Plateel, faience en Delfts Blauw
Een veel voorkomende keramieksoort, waartoe ook vaak de werken van kunstenaars behoren, is plateel. Met plateel worden oorspronkelijk platte schotels bedoeld. Het woord plateel is afgeleid van het Oud-Franse woord platel, dat platte schotel betekent. Vanaf de 17e eeuw wordt met plateel echter ook faience bedoeld. Faience is een type aardewerk dat met een ondoorzichtige witte laag is geglazuurd. Dit glazuur werd in de 9de eeuw in Bagdad ontwikkeld en kwam via Spanje en Italië naar de rest van Europa. Het woord faience is afgeleid van Faenza, een plaats in Italië waarvan de pottenbakkerijen in het midden van de vijftiende eeuw internationaal vermaard waren.
Koninklijke Porceleyne Fles
Het Nederlandse Delfts Blauw valt ook onder faience. In Italië, Frankrijk, Scandinavië en Spanje wordt dit type aardewerk ook wel majolica genoemd. Tegenwoordig wordt al het poreuze aardewerk, gevormd in mallen, al dan niet beschilderd en voorzien van een laagje glazuur, dikwijls ook met het woord plateel aangeduid. In de bloeiperiode van de Delftse plateelbakkerij (ongeveer 1650 – 1760) telde die stad een dertigtal bakkerijen. In 1800 was er nog slechts een tiental over en na 1854 slechts één. Die ene bakkerij is thans nog werkzaam als de Koninklijke Porceleyne Fles en is opnieuw beroemd geworden door de vervaardiging van zogenaamd Delfts blauw.
Verfijnde kleuren in Jugendstil
Kort voor 1900 kregen kunstenaars opnieuw belangstelling voor de toegepaste kunsten. Zij maakten ontwerpen voor de industrie in de stijl van de nieuwe kunst de Jugendstil. Beroemde producten leverden de fabrieken van Sèvres, Berlijn en Kopenhagen en de Wiener Werkstätte. In Nederland waren de plateelfabrieken Rozenburg, Amstelhoek en de Distel zeer bekend. De vloeiende contouren, verfijnde kleuren en de natuurlijke vormen zijn een voorbeeld van het vernieuwende karakter van de Jugendstil.
Theodoor Colenbrander
Vanaf 1910 maakten de zachte tinten en welvingen van de Jugendstil plaats voor hardere kleuren. De bloeitijd van dit sieraardewerk duurde tot ca. 1930. Talentvolle kunstenaars werkten samen met ambachtelijke plateelbakkers in de stijlen Art Nouveau en Art Deco.

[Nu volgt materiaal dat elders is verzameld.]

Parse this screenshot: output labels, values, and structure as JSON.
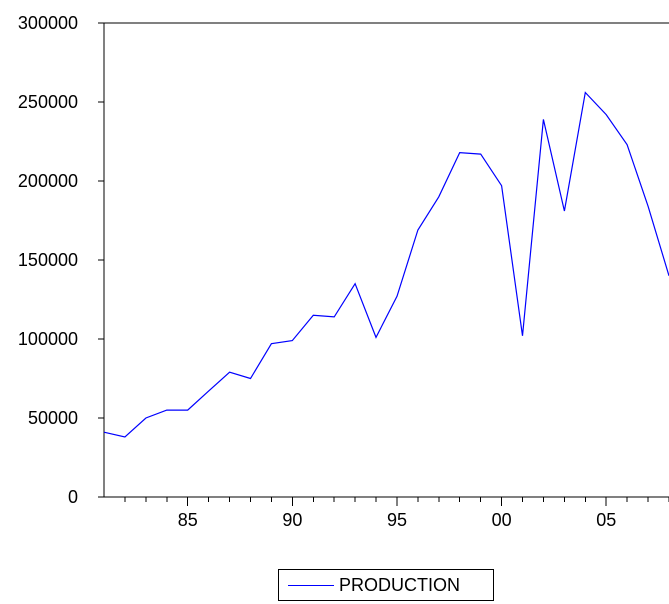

Een van de bekendste kunstenaars rond de eerste wereldoorlog was Theodoor Colenbrander (1841-1930).
Neergang en massa-aarderwerk
Daarna werd het functionele van groter belang met vaak ongedecoreerde massaproducten. Na toch nog een opleving van de aardewerkindustrie na de tweede wereldoorlog ontstond er rond 1965 een nieuwe neergang. Massaproductie uit het buitenland was daar de oorzaak van. Het gevolg was dat de Nederlandse aardewerkindustrie moderniseerde met daar weer als gevolg op dat het betrekkelijk goedkope massa-aardewerk niet meer de artistieke kwaliteit van voorheen had. Met de hand beschilderen van plateel werd verdrongen door machinaal werk.
Keramiek niet verwacht
Maar keramiek vinden we niet alleen bij kunstvoorwerpen of gebruiksartikelen. Keramiek komt ook voor in producten waar we dat niet meteen in verwachten. Zo zijn essentiële delen van bijvoorbeeld een scheerapparaat of een Senseo-koffiezetapparaat van keramiek.